In the three months to October, GDP fell by 0.3 per cent compared with the three months to July 2022. The Office for Budget Responsibility estimates the country is already in a recession that will wipe out eight years of growth in living standards.

The official forecaster said it expected the downturn to last just over a year, knocking 2 per cent off the size of the economy. The OBR has warned that such a decline would result in about a third of the depth of the recession that followed the financial crisis in 2008. This is set to be driven by a dramatic fall in living standards as inflation wears away the value of pay packets.

Disposable incomes, after adjusting for inflation, will fall by 4.3 per cent in 2022-23, which would be the largest fall since records began in the Fifties. It is set to be followed by the second largest fall — in 2023-24 — of 2.8 per cent.

“The squeeze on real incomes, rise in interest rates and fall in house prices all weigh on consumption and investment,” the OBR said.
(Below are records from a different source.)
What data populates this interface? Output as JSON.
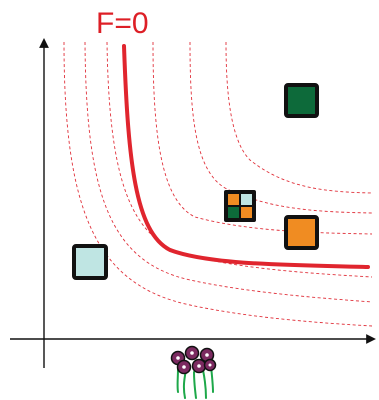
{
  "diagram": {
    "curve_label": "F=0",
    "colors": {
      "axis": "#111111",
      "main_curve": "#e0252e",
      "level_curves": "#e0303a",
      "square_outline": "#111111",
      "dark_green": "#0d6a3a",
      "orange": "#f08c22",
      "light_teal": "#bfe5e3",
      "flower_petal": "#7b2a60",
      "flower_stem": "#1ea84a"
    },
    "level_curve_count": 6,
    "items": [
      {
        "name": "dark-green-square",
        "fill": "dark_green"
      },
      {
        "name": "mixed-checker-square",
        "fill": "mixed"
      },
      {
        "name": "orange-square",
        "fill": "orange"
      },
      {
        "name": "light-teal-square",
        "fill": "light_teal"
      }
    ],
    "icons": [
      "flower-bouquet-icon"
    ]
  }
}
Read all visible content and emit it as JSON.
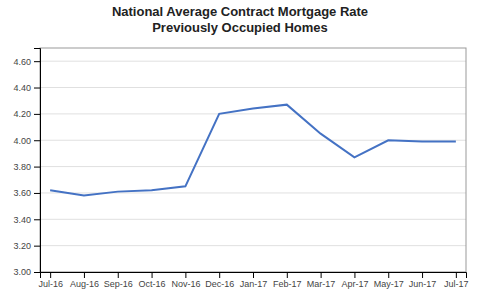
{
  "chart_data": {
    "type": "line",
    "title": "National Average Contract Mortgage Rate\nPreviously Occupied Homes",
    "categories": [
      "Jul-16",
      "Aug-16",
      "Sep-16",
      "Oct-16",
      "Nov-16",
      "Dec-16",
      "Jan-17",
      "Feb-17",
      "Mar-17",
      "Apr-17",
      "May-17",
      "Jun-17",
      "Jul-17"
    ],
    "values": [
      3.62,
      3.58,
      3.61,
      3.62,
      3.65,
      4.2,
      4.24,
      4.27,
      4.05,
      3.87,
      4.0,
      3.99,
      3.99
    ],
    "color": "#4472C4",
    "ylim": [
      3.0,
      4.7
    ],
    "yticks": [
      {
        "value": 3.0,
        "label": "3.00"
      },
      {
        "value": 3.2,
        "label": "3.20"
      },
      {
        "value": 3.4,
        "label": "3.40"
      },
      {
        "value": 3.6,
        "label": "3.60"
      },
      {
        "value": 3.8,
        "label": "3.80"
      },
      {
        "value": 4.0,
        "label": "4.00"
      },
      {
        "value": 4.2,
        "label": "4.20"
      },
      {
        "value": 4.4,
        "label": "4.40"
      },
      {
        "value": 4.6,
        "label": "4.60"
      }
    ],
    "grid": true
  }
}
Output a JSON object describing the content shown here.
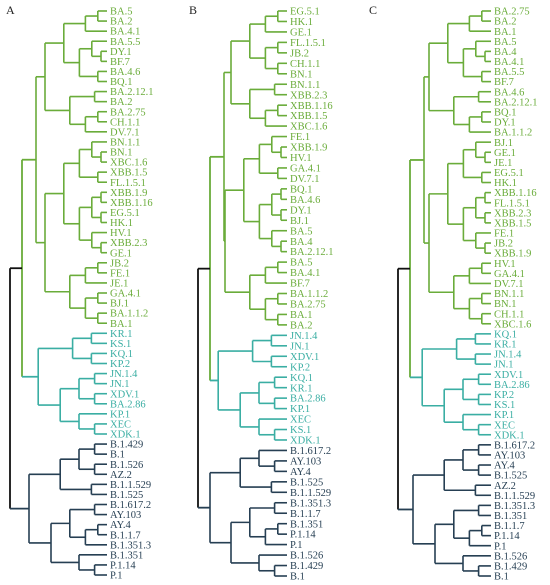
{
  "colors": {
    "green": "#6aac3a",
    "teal": "#3aaea3",
    "navy": "#263f53",
    "root": "#111111"
  },
  "panels": [
    {
      "letter": "A",
      "groups": [
        {
          "color": "green",
          "leaves": [
            "BA.5",
            "BA.2",
            "BA.4.1",
            "BA.5.5",
            "DY.1",
            "BF.7",
            "BA.4.6",
            "BQ.1",
            "BA.2.12.1",
            "BA.2",
            "BA.2.75",
            "CH.1.1",
            "DV.7.1",
            "BN.1.1",
            "BN.1",
            "XBC.1.6",
            "XBB.1.5",
            "FL.1.5.1",
            "XBB.1.9",
            "XBB.1.16",
            "EG.5.1",
            "HK.1",
            "HV.1",
            "XBB.2.3",
            "GE.1",
            "JB.2",
            "FE.1",
            "JE.1",
            "GA.4.1",
            "BJ.1",
            "BA.1.1.2",
            "BA.1"
          ]
        },
        {
          "color": "teal",
          "leaves": [
            "KR.1",
            "KS.1",
            "KQ.1",
            "KP.2",
            "JN.1.4",
            "JN.1",
            "XDV.1",
            "BA.2.86",
            "KP.1",
            "XEC",
            "XDK.1"
          ]
        },
        {
          "color": "navy",
          "leaves": [
            "B.1.429",
            "B.1",
            "B.1.526",
            "AZ.2",
            "B.1.1.529",
            "B.1.525",
            "B.1.617.2",
            "AY.103",
            "AY.4",
            "B.1.1.7",
            "B.1.351.3",
            "B.1.351",
            "P.1.14",
            "P.1"
          ]
        }
      ]
    },
    {
      "letter": "B",
      "groups": [
        {
          "color": "green",
          "leaves": [
            "EG.5.1",
            "HK.1",
            "GE.1",
            "FL.1.5.1",
            "JB.2",
            "CH.1.1",
            "BN.1",
            "BN.1.1",
            "XBB.2.3",
            "XBB.1.16",
            "XBB.1.5",
            "XBC.1.6",
            "FE.1",
            "XBB.1.9",
            "HV.1",
            "GA.4.1",
            "DV.7.1",
            "BQ.1",
            "BA.4.6",
            "DY.1",
            "BJ.1",
            "BA.5",
            "BA.4",
            "BA.2.12.1",
            "BA.5",
            "BA.4.1",
            "BF.7",
            "BA.1.1.2",
            "BA.2.75",
            "BA.1",
            "BA.2"
          ]
        },
        {
          "color": "teal",
          "leaves": [
            "JN.1.4",
            "JN.1",
            "XDV.1",
            "KP.2",
            "KQ.1",
            "KR.1",
            "BA.2.86",
            "KP.1",
            "XEC",
            "KS.1",
            "XDK.1"
          ]
        },
        {
          "color": "navy",
          "leaves": [
            "B.1.617.2",
            "AY.103",
            "AY.4",
            "B.1.525",
            "B.1.1.529",
            "B.1.351.3",
            "B.1.1.7",
            "B.1.351",
            "P.1.14",
            "P.1",
            "B.1.526",
            "B.1.429",
            "B.1"
          ]
        }
      ]
    },
    {
      "letter": "C",
      "groups": [
        {
          "color": "green",
          "leaves": [
            "BA.2.75",
            "BA.2",
            "BA.1",
            "BA.5",
            "BA.4",
            "BA.4.1",
            "BA.5.5",
            "BF.7",
            "BA.4.6",
            "BA.2.12.1",
            "BQ.1",
            "DY.1",
            "BA.1.1.2",
            "BJ.1",
            "GE.1",
            "JE.1",
            "EG.5.1",
            "HK.1",
            "XBB.1.16",
            "FL.1.5.1",
            "XBB.2.3",
            "XBB.1.5",
            "FE.1",
            "JB.2",
            "XBB.1.9",
            "HV.1",
            "GA.4.1",
            "DV.7.1",
            "BN.1.1",
            "BN.1",
            "CH.1.1",
            "XBC.1.6"
          ]
        },
        {
          "color": "teal",
          "leaves": [
            "KQ.1",
            "KR.1",
            "JN.1.4",
            "JN.1",
            "XDV.1",
            "BA.2.86",
            "KP.2",
            "KS.1",
            "KP.1",
            "XEC",
            "XDK.1"
          ]
        },
        {
          "color": "navy",
          "leaves": [
            "B.1.617.2",
            "AY.103",
            "AY.4",
            "B.1.525",
            "AZ.2",
            "B.1.1.529",
            "B.1.351.3",
            "B.1.351",
            "B.1.1.7",
            "P.1.14",
            "P.1",
            "B.1.526",
            "B.1.429",
            "B.1"
          ]
        }
      ]
    }
  ]
}
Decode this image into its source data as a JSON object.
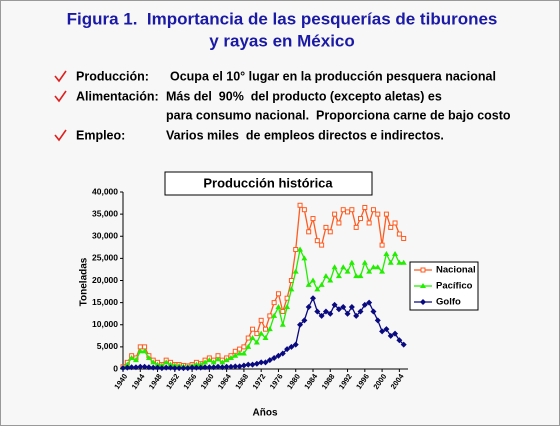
{
  "title": [
    "Figura 1.  Importancia de las pesquerías de tiburones",
    "y rayas en México"
  ],
  "bullets": [
    {
      "label": "Producción:",
      "text": [
        "Ocupa el 10° lugar en la producción pesquera nacional"
      ]
    },
    {
      "label": "Alimentación:",
      "text": [
        "Más del  90%  del producto (excepto aletas) es",
        "para consumo nacional.  Proporciona carne de bajo costo"
      ]
    },
    {
      "label": "Empleo:",
      "text": [
        "Varios miles  de empleos directos e indirectos."
      ]
    }
  ],
  "chart_data": {
    "type": "line",
    "title": "Producción histórica",
    "x_label": "Años",
    "y_label": "Toneladas",
    "x": [
      1940,
      1941,
      1942,
      1943,
      1944,
      1945,
      1946,
      1947,
      1948,
      1949,
      1950,
      1951,
      1952,
      1953,
      1954,
      1955,
      1956,
      1957,
      1958,
      1959,
      1960,
      1961,
      1962,
      1963,
      1964,
      1965,
      1966,
      1967,
      1968,
      1969,
      1970,
      1971,
      1972,
      1973,
      1974,
      1975,
      1976,
      1977,
      1978,
      1979,
      1980,
      1981,
      1982,
      1983,
      1984,
      1985,
      1986,
      1987,
      1988,
      1989,
      1990,
      1991,
      1992,
      1993,
      1994,
      1995,
      1996,
      1997,
      1998,
      1999,
      2000,
      2001,
      2002,
      2003,
      2004,
      2005
    ],
    "xlim": [
      1940,
      2006
    ],
    "xticks": [
      1940,
      1944,
      1948,
      1952,
      1956,
      1960,
      1964,
      1968,
      1972,
      1976,
      1980,
      1984,
      1988,
      1992,
      1996,
      2000,
      2004
    ],
    "ylim": [
      0,
      40000
    ],
    "yticks": [
      0,
      {
        "value": 5000,
        "label": "5,000"
      },
      {
        "value": 10000,
        "label": "10,000"
      },
      {
        "value": 15000,
        "label": "15,000"
      },
      {
        "value": 20000,
        "label": "20,000"
      },
      {
        "value": 25000,
        "label": "25,000"
      },
      {
        "value": 30000,
        "label": "30,000"
      },
      {
        "value": 35000,
        "label": "35,000"
      },
      {
        "value": 40000,
        "label": "40,000"
      }
    ],
    "legend": "right",
    "series": [
      {
        "name": "Nacional",
        "color": "#ff5a1f",
        "marker": "square",
        "values": [
          500,
          1500,
          3000,
          2500,
          5000,
          5000,
          3000,
          2000,
          1500,
          1000,
          2000,
          1500,
          1000,
          1000,
          800,
          700,
          1000,
          1500,
          1200,
          2000,
          2500,
          2000,
          3000,
          2000,
          2500,
          3000,
          4000,
          4500,
          5000,
          7000,
          9000,
          8000,
          11000,
          9000,
          12000,
          15000,
          17000,
          13000,
          16000,
          20000,
          27000,
          37000,
          36000,
          31000,
          34000,
          29000,
          28000,
          32000,
          31000,
          35000,
          33000,
          36000,
          35500,
          36000,
          32000,
          34000,
          36500,
          33000,
          36000,
          35000,
          28000,
          35000,
          32000,
          33000,
          30500,
          29500
        ]
      },
      {
        "name": "Pacífico",
        "color": "#22ee00",
        "marker": "triangle",
        "values": [
          300,
          1000,
          2500,
          2000,
          4000,
          4000,
          2500,
          1500,
          1000,
          800,
          1500,
          1000,
          800,
          700,
          600,
          500,
          700,
          1000,
          1000,
          1500,
          2000,
          1500,
          2200,
          1500,
          2000,
          2500,
          3000,
          3500,
          3500,
          5000,
          7000,
          6000,
          8000,
          7000,
          9000,
          12000,
          14000,
          10000,
          14000,
          18000,
          22000,
          27000,
          25000,
          19000,
          20000,
          18000,
          19000,
          21000,
          20000,
          23000,
          21000,
          23000,
          22000,
          24000,
          21000,
          21000,
          24000,
          22000,
          23000,
          23000,
          22000,
          26000,
          24000,
          26000,
          24000,
          24000
        ]
      },
      {
        "name": "Golfo",
        "color": "#0a0a80",
        "marker": "diamond",
        "values": [
          200,
          300,
          400,
          400,
          500,
          500,
          400,
          300,
          300,
          200,
          300,
          300,
          200,
          200,
          200,
          200,
          300,
          300,
          300,
          400,
          400,
          400,
          500,
          400,
          500,
          500,
          600,
          600,
          800,
          1000,
          1000,
          1200,
          1500,
          1500,
          2000,
          2500,
          3000,
          3500,
          4500,
          5000,
          5500,
          10000,
          11000,
          14000,
          16000,
          13000,
          12000,
          13000,
          12500,
          14500,
          13500,
          14000,
          12500,
          14000,
          12000,
          13000,
          14500,
          15000,
          13000,
          11000,
          8500,
          9000,
          7500,
          8000,
          6500,
          5500
        ]
      }
    ]
  }
}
As a result, it expects another 505,000 people will enter the unemployment register, pushing the jobless rate from its present level of 3.6 per cent to 4.9 per cent by the third quarter of 2024.

The expected downturn will be prompted by the cost of living crisis, economists have warned. Households have reigned in spending after inflation, which is at its highest level in more than four decades, eroded the value of their incomes. The consumer prices index (CPI) is thought to have peaked at 11.1 per cent in October, when households received their winter energy bills.

Samuel Tombs, chief UK economist at Pantheon Macroeconomics, said: “Consumer-facing sectors have continued to struggle; output in the distribution sector was 14 per cent lower than in January 2020 and 3.3 per cent lower than at the start of the year, despite rising by 1.9 per cent month-to-month in October.

“In addition, output in the hotels and restaurants sector was 1.8 per cent below its July 2022 peak, despite increasing by 0.6 per cent month-to-month. The rebound in GDP in October also was assisted by a 1.3 per cent rise in output in the health sector, which partly reflected the rollout of Covid booster jabs to vulnerable groups.”